Quel poco di buono che era emerso nelle prime stagioni s’è perso in una scrittura inefficiente, affidata ad autori della vecchissima scuola Simpson come Bill Odenkirk e Josh Weinstein. E i pochi “fan” della serie si aggrappano in genere sempre a quella solita battuta sulla ricchezza della chiesa, nella prima stagione.
C’è poi il problema classico di Netflix: le nuove stagioni vengono buttate fuori d’un fiato e bingiate, e non c’è modo di approfondire, conoscere e apprezzare i personaggi. La trama orizzontale, diversamente da quella verticale di Simpson e Futurama, non permette di creare schemi e gag ricorrenti che costruiscano un prodotto funzionante e incisivo.
Bizzarramente nell’ultima stagione c’è persino una comparsa che lo nota, chiedendo come ci si aspetta che qualcuno si ricordi cos’è successo a distanza di un anno. E viene messo a tacere con una freccia infuocata. Un po’ come se gli showrunner dicessero agli spettatori: “Non ce ne frega niente, affari vostri”.

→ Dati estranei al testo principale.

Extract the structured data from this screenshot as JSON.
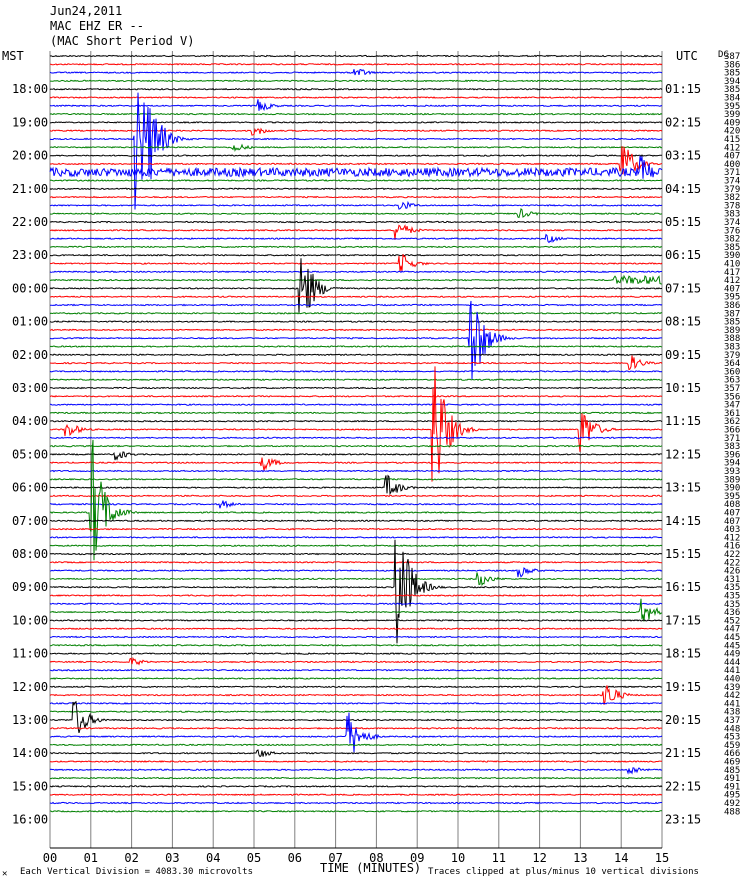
{
  "header": {
    "date": "Jun24,2011",
    "station": "MAC EHZ ER --",
    "instrument": "(MAC Short Period V)"
  },
  "axis": {
    "left_title": "MST",
    "right_title": "UTC",
    "xlabel": "TIME (MINUTES)",
    "x_ticks": [
      "00",
      "01",
      "02",
      "03",
      "04",
      "05",
      "06",
      "07",
      "08",
      "09",
      "10",
      "11",
      "12",
      "13",
      "14",
      "15"
    ],
    "left_hours": [
      "18:00",
      "19:00",
      "20:00",
      "21:00",
      "22:00",
      "23:00",
      "00:00",
      "01:00",
      "02:00",
      "03:00",
      "04:00",
      "05:00",
      "06:00",
      "07:00",
      "08:00",
      "09:00",
      "10:00",
      "11:00",
      "12:00",
      "13:00",
      "14:00",
      "15:00",
      "16:00"
    ],
    "right_hours": [
      "01:15",
      "02:15",
      "03:15",
      "04:15",
      "05:15",
      "06:15",
      "07:15",
      "08:15",
      "09:15",
      "10:15",
      "11:15",
      "12:15",
      "13:15",
      "14:15",
      "15:15",
      "16:15",
      "17:15",
      "18:15",
      "19:15",
      "20:15",
      "21:15",
      "22:15",
      "23:15"
    ]
  },
  "footer": {
    "left_mark": "✕",
    "scale_note": "Each Vertical Division = 4083.30 microvolts",
    "clip_note": "Traces clipped at plus/minus 10 vertical divisions"
  },
  "dc_label": "DC",
  "dc_offsets": [
    387,
    386,
    385,
    394,
    385,
    384,
    395,
    399,
    409,
    420,
    415,
    412,
    407,
    400,
    371,
    374,
    379,
    382,
    378,
    383,
    374,
    376,
    382,
    385,
    390,
    410,
    417,
    412,
    407,
    395,
    386,
    387,
    385,
    389,
    388,
    383,
    379,
    364,
    360,
    363,
    357,
    356,
    347,
    361,
    362,
    366,
    371,
    383,
    396,
    394,
    393,
    389,
    390,
    395,
    408,
    407,
    407,
    403,
    412,
    416,
    422,
    422,
    426,
    431,
    435,
    435,
    435,
    436,
    452,
    447,
    445,
    445,
    449,
    444,
    441,
    440,
    439,
    442,
    441,
    438,
    437,
    448,
    453,
    459,
    466,
    469,
    485,
    491,
    491,
    495,
    492,
    488
  ],
  "colors": {
    "trace_cycle": [
      "#000000",
      "#ff0000",
      "#0000ff",
      "#008000"
    ],
    "grid": "#808080"
  },
  "chart_data": {
    "type": "seismogram",
    "traces_per_hour": 4,
    "minutes_per_trace": 15,
    "trace_count": 92,
    "events": [
      {
        "trace": 2,
        "minute": 7.5,
        "amp": 0.6
      },
      {
        "trace": 6,
        "minute": 5.1,
        "amp": 0.8
      },
      {
        "trace": 9,
        "minute": 5.0,
        "amp": 0.6
      },
      {
        "trace": 10,
        "minute": 2.1,
        "amp": 9.0
      },
      {
        "trace": 10,
        "minute": 2.45,
        "amp": 5.0
      },
      {
        "trace": 11,
        "minute": 4.5,
        "amp": 0.6
      },
      {
        "trace": 13,
        "minute": 14.0,
        "amp": 3.0
      },
      {
        "trace": 14,
        "minute": 14.5,
        "amp": 2.0
      },
      {
        "trace": 18,
        "minute": 8.6,
        "amp": 0.6
      },
      {
        "trace": 19,
        "minute": 11.5,
        "amp": 0.6
      },
      {
        "trace": 21,
        "minute": 8.5,
        "amp": 1.2
      },
      {
        "trace": 22,
        "minute": 12.2,
        "amp": 0.5
      },
      {
        "trace": 25,
        "minute": 8.6,
        "amp": 1.2
      },
      {
        "trace": 28,
        "minute": 6.15,
        "amp": 5.0
      },
      {
        "trace": 34,
        "minute": 10.3,
        "amp": 7.0
      },
      {
        "trace": 37,
        "minute": 14.2,
        "amp": 1.0
      },
      {
        "trace": 45,
        "minute": 0.4,
        "amp": 1.0
      },
      {
        "trace": 45,
        "minute": 9.4,
        "amp": 9.0
      },
      {
        "trace": 45,
        "minute": 13.0,
        "amp": 3.0
      },
      {
        "trace": 48,
        "minute": 1.6,
        "amp": 0.7
      },
      {
        "trace": 49,
        "minute": 5.2,
        "amp": 1.0
      },
      {
        "trace": 52,
        "minute": 8.25,
        "amp": 1.5
      },
      {
        "trace": 54,
        "minute": 4.2,
        "amp": 0.5
      },
      {
        "trace": 55,
        "minute": 1.0,
        "amp": 9.0
      },
      {
        "trace": 62,
        "minute": 11.5,
        "amp": 0.8
      },
      {
        "trace": 63,
        "minute": 10.5,
        "amp": 0.9
      },
      {
        "trace": 64,
        "minute": 8.5,
        "amp": 9.0
      },
      {
        "trace": 67,
        "minute": 14.5,
        "amp": 1.6
      },
      {
        "trace": 73,
        "minute": 2.0,
        "amp": 0.5
      },
      {
        "trace": 77,
        "minute": 13.6,
        "amp": 1.7
      },
      {
        "trace": 80,
        "minute": 0.6,
        "amp": 2.5
      },
      {
        "trace": 82,
        "minute": 7.3,
        "amp": 3.0
      },
      {
        "trace": 84,
        "minute": 5.1,
        "amp": 0.6
      },
      {
        "trace": 86,
        "minute": 14.2,
        "amp": 0.6
      }
    ],
    "noisy_traces": [
      {
        "trace": 14,
        "start_minute": 0,
        "end_minute": 15,
        "amp": 0.5
      },
      {
        "trace": 27,
        "start_minute": 13.8,
        "end_minute": 15,
        "amp": 0.5
      }
    ]
  }
}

In conclusione, Disincanto è praticamente inutile. Non è divertente, non è intelligente (se non, forse, per i bambini), non è arguta, non è sottile, non dice niente sul mondo, non appassiona, non coinvolge. Sembra davvero impossibile che dietro ci sia il nome di Matt Groening ma d’altra parte va accettata l’idea che il suo tipo di comedy, che funzionava trenta o vent’anni fa, ormai non funziona più.